I feel like my life has perfect balance. Which works well for my anal mind, because I like things to be just so. Like when I eat something bite size, I have to have an even number. JuJubes, for example. I have to have 4, or 6...not 5. Because then there is a balance between the right side of my mouth and the left. I would like my teeth to decay at the same rate. Or for my jaw muscles to be the same strength. I don't want an unbalanced face.
It reminds me of that episode of Seinfeld, when Jerry is 'even Steven' in everything. Loses $20, finds it. Even Steven. Only in my life, it's a bit more ying-yang-ish. Yes, that's a word. The good balances out the bad.

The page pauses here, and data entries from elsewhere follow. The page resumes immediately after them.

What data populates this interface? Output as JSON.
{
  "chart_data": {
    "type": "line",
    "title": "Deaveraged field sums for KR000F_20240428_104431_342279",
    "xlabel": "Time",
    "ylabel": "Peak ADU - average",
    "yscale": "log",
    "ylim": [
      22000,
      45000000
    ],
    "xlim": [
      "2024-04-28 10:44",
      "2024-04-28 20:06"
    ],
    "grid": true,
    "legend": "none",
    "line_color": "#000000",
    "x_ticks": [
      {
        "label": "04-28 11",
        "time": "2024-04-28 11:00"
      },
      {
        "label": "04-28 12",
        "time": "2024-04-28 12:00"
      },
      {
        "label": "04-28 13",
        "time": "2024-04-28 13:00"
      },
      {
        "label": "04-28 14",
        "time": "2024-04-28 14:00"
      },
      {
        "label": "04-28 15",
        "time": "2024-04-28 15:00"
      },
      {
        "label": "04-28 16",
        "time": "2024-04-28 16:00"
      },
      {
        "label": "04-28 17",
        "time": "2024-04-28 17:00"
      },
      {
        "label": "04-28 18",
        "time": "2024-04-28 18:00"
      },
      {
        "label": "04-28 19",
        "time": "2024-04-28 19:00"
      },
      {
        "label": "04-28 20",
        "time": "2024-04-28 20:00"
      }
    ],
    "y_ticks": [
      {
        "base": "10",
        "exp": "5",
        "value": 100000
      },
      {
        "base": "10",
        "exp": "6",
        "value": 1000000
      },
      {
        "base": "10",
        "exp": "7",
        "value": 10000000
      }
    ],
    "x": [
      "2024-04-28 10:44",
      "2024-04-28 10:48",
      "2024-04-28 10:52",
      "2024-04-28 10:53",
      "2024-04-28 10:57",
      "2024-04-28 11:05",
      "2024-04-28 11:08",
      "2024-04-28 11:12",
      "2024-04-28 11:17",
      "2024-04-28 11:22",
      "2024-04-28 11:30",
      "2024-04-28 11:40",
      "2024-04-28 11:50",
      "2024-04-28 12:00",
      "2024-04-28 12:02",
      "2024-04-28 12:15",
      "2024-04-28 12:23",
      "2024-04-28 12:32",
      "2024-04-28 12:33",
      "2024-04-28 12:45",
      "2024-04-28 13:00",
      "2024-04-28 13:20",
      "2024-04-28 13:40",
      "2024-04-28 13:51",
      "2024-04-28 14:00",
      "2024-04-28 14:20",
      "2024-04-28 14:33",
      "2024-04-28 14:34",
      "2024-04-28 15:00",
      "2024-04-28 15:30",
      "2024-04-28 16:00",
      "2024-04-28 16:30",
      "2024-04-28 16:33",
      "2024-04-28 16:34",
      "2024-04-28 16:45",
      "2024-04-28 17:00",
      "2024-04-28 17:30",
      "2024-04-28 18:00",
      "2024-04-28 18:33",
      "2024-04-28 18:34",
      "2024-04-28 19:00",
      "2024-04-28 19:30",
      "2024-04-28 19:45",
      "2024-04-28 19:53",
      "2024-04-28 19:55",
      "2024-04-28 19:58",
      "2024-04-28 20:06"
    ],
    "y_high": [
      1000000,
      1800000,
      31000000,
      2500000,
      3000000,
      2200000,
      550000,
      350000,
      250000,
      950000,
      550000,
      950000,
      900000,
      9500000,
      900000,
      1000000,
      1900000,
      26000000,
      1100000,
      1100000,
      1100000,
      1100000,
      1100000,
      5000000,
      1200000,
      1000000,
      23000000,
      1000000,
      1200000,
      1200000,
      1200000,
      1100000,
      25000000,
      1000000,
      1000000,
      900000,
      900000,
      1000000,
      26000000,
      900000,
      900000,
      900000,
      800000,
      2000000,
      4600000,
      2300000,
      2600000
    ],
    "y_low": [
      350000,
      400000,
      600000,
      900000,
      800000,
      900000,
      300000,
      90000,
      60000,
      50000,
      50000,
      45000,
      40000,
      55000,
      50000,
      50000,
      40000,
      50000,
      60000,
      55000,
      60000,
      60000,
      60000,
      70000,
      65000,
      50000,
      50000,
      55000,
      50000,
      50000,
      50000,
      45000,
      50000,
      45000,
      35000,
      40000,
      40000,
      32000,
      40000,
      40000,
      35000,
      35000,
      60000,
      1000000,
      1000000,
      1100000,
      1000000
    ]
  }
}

Let's look at today, for and example:
The boys and I headed to Old Navy today, because they are having a 30-40% off ALL kids stuff sale this weekend. The kids all need bathing suits and sandals for Mexico next month, and the flip-flops were $3.45, so I figured that was a sale I couldn't miss. We hop in the car and head out there. Try on shoes, look at bathing suits, and shorts and t-shirts. In the meantime, Logan manages to loose the flip-flops that we chose for him and is walking around the store bare-foot. Then, he hides in some clothes (something he learnt from Max...thank you), and nearly gives me a heart-attack because I can't find him. Next, he decides to take his jacket off and leave it on a random shelf, so we have to spend an extra 20 minutes in the store searching for it. 20 minutes that we did not have.
We get to the car and the boys are hungry and tired. As am I. I have a sandwich leftover in the car for Logan and pass it to him, and tell Max that he'll have to tough it out until we get home. They watch Backyardigans on the DVD player.
When we get home (tired and hungry), Logan pitches THE BIGGEST FIT he has ever pitched in his life when I turn off the DVD Player. Let's just say the time-out in his carseat while he was screaming and kicking and nearly crying himself into a vomit was nearly more than I could take today. I kept thinking to myself, does he realize that the 20 minutes we spent looking for his coat in Old Navy are what have put him over the edge and in this foul mood? No, of course he doesn't realize that.
Finally, when he's exhausted himself into a glassy-eyed stupor, I am able to talk to him and explain that we don't act that way. He says sorry and ok, but I'm not sure it was really getting through. I slam a quick yogurt into him, and then it's up to bed.
This is my morning. And where is the balance?
After such a tantrum, he has exhausted himself to the point where putting him to bed is only a matter of laying him in his crib and he is fast asleep. Beautiful. Let's hope it lasts. And I come downstairs to see that Max has eaten his lunch faster than what I think is humanly possible for him. He has put his yogurt container in the garbage and his dishes in the dishwasher and he's headed downstairs as quiet as a mouse to play.
It's a beautiful gift, and I appreciate it. At least it's only one tantrum at a time. For today. And my life is in harmonious balance.